Assim, depois de oferecida a denúncia, em um primeiro momento o juiz analisa seus requisitos, inclusive o cumprimento ao artigo 41 do Código de Processo Penal, o que faz através do artigo 395 do referido diploma processual. Entendendo que os requisitos estão preenchidos, o juiz recebe a denúncia, e após a apresentação de resposta pelo acusado passa a analisar se é o caso de absolvê-lo sumariamente, de acordo com o que prevê o artigo 397 do Código de Processo Penal.

Nessa linha de entendimento, a jurisprudência do Colendo Superior Tribunal de Justiça.

HABEAS CORPUS. PECULATO (ARTIGO 312 DO CÓDIGO PENAL). ALEGADA FALTA DE FUNDAMENTAÇÃO DA DECISÃO QUE DEU PROSSEGUIMENTO À AÇÃO PENAL, AFASTANDO AS HIPÓTESES DE ABSOLVIÇÃO SUMÁRIA DO ARTIGO 397 DO CÓDIGO DE PROCESSO PENAL. DESNECESSIDADE DE MOTIVAÇÃO COMPLEXA. POSSIBILIDADE DE MANIFESTAÇÃO JUDICIAL SUCINTA. NULIDADE NÃO CARACTERIZADA. DENEGAÇÃO DA ORDEM.

1. De acordo com a melhor doutrina, após a reforma legislativa operada pela Lei 11.719/2008, o momento do recebimento da denúncia se dá, nos termos do artigo 396 do Código Penal, após o oferecimento da acusação e antes da apresentação de resposta à acusação, seguindo-se o juízo de absolvição sumária do acusado, tal como disposto no artigo 397 da Lei Processual Penal.
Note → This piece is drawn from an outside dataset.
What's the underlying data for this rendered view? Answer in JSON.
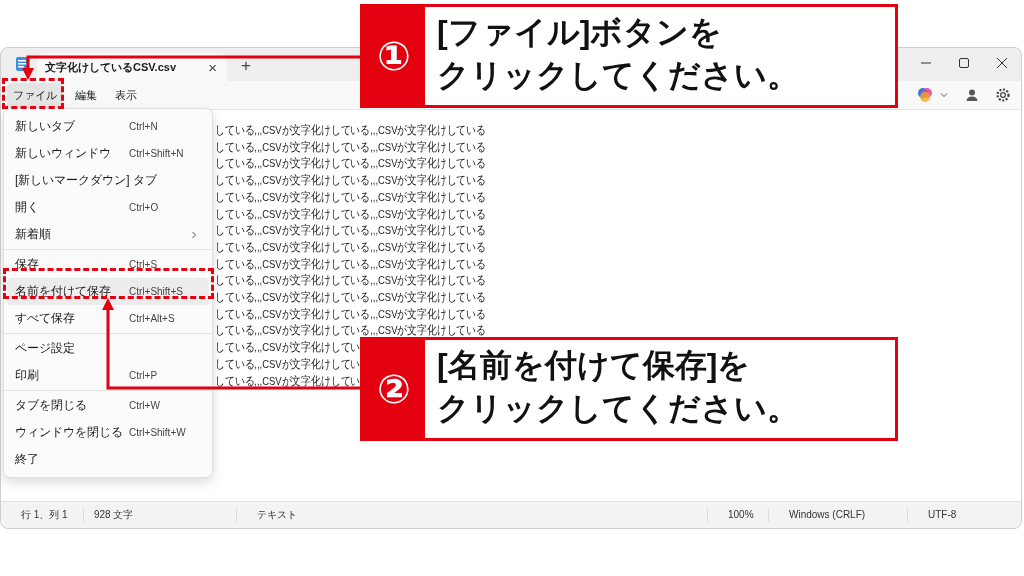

2. A alteração legal promovida pelo referido diploma legal criou para o magistrado o dever, em observância ao princípio da duração razoável do processo e do devido processo legal, de absolver sumariamente o acusado ao vislumbrar hipótese de evidente atipicidade da conduta, a ocorrência de causas excludentes da ilicitude ou culpabilidade, ou ainda a extinção da punibilidade, situação em que deverá, por imposição do artigo 93, inciso IX, da Constituição Federal, motivadamente fazê-lo, como assim deve ser feito, em regra, em todas as suas decisões [...]. (5ª Turma, HC 210319/DF, Rel. Min. Jorge Mussi, j. 27/09/2011).

PROCESSUAL PENAL. HABEAS CORPUS. ART. 396-A DO CPP. LEI nº 11.719/2008. DENÚNCIA. RECEBIMENTO. MOMENTO PROCESSUAL. ART. 396 DO CPP. RESPOSTA DO ACUSADO. PRELIMINARES. MOTIVAÇÃO. AUSÊNCIA DE CONSTRANGIMENTO ILEGAL.

I - A par da divergência doutrinária instaurada, na linha do entendimento majoritário (Andrey Borges de Mendonça; Leandro Galluzzi dos Santos; Walter Nunes da Silva Junior; Luiz Flávio Gomes; Rogério Sanches Cunha e Ronaldo Batista Pinto), é de se entender que o recebimento da denúncia se opera na fase do art. 396 do Código de Processo Penal.

II - Apresentada resposta pelo réu nos termos do art. 396-A do mesmo diploma legal, não verificando o julgador ser o caso de absolvição sumária, dará prosseguimento ao feito, designando data para a audiência a ser realizada. [...] (5ª Turma, HC 138089/SC, Rel. Min. Felix Fischer, j. 02/03/2010).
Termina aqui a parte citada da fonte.